Face à cette complexité et à ces restrictions, certains médias ont tout simplement décidé de zapper la campagne électorale. La chaîne Nessma TV, habituée à ce genre de joutes électorales, a pris la décision de ne consacrer aucun temps d’antenne à cette campagne. Selon son rédacteur en chef, Khalifa Ben Salem, « les conditions imposées par la Haica ne peuvent pas être respectées et la chaîne ne peut pas travailler sous la menace des amendes ». D’autres médias privés seraient contraints de suivre l’exemple de Nessma TV. Par contre, les médias publics ont le devoir particulier de publier ou de diffuser les déclarations électorales des candidats selon les règles prescrites.

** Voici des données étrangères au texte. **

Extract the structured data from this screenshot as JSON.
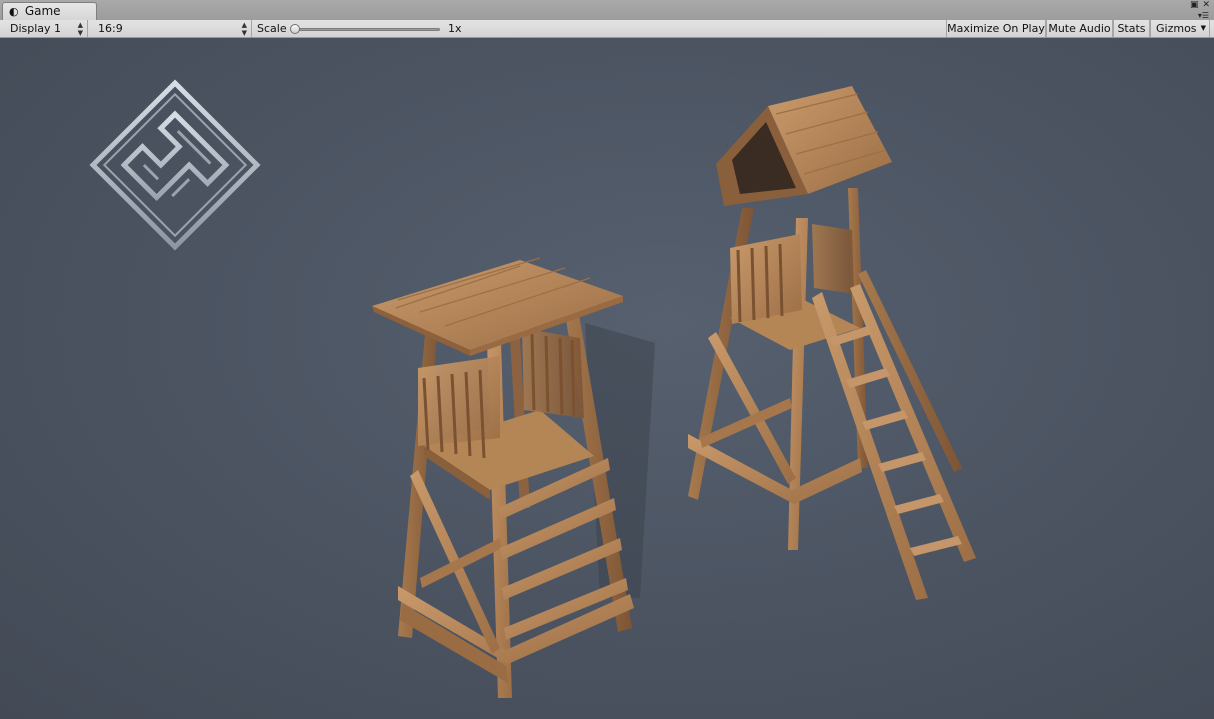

Internet et moyens traditionnels
Ces mêmes règles sont contestées par l’Association tunisienne pour l’intégrité et la démocratie des élections (Atide) pour qui « la répartition par catégorie ne répond pas au principe d’équité entre les listes ». « L’article 20 ne mentionne pas clairement la manière selon laquelle les listes indépendantes bénéficieront d’un temps de couverture médiatique ni la manière selon laquelle elles sont réparties en catégories », explique l’association. Par contre, les candidats ont la possibilité d’ouvrir des sites internet spécifiques pour la campagne électorale, ou encore d’utiliser les réseaux sociaux pour communiquer avec les citoyens. Toutefois, ils ne doivent pas déroger aux règles prescrites par l’Instance des élections qui ne tolère aucune forme « d’incitation à la violence, à la haine, à l’intolérance ou à la discrimination, et le non-respect de l’intégrité physique et des données personnelles et l’agression des concurrents ». Les candidats peuvent, également, utiliser les moyens traditionnels, comme les réunions publiques et l’affichage des listes et manifestes aux emplacements qui leur sont réservés. Les contraintes imposées par les deux instances déplaisent et font des vagues parmi les responsables des médias et des partis politiques. Au cours des campagnes électorales qui se déroulent dans un climat démocratique et de pluralisme politique, les médias ont un mandat pour informer les citoyens sur les programmes des candidats. Ce ne semble pas être le cas pendant cette campagne. Un assouplissement des règles permettrait une meilleure visibilité pour la campagne et contribuerait à la formation de l’opinion de l’électorat.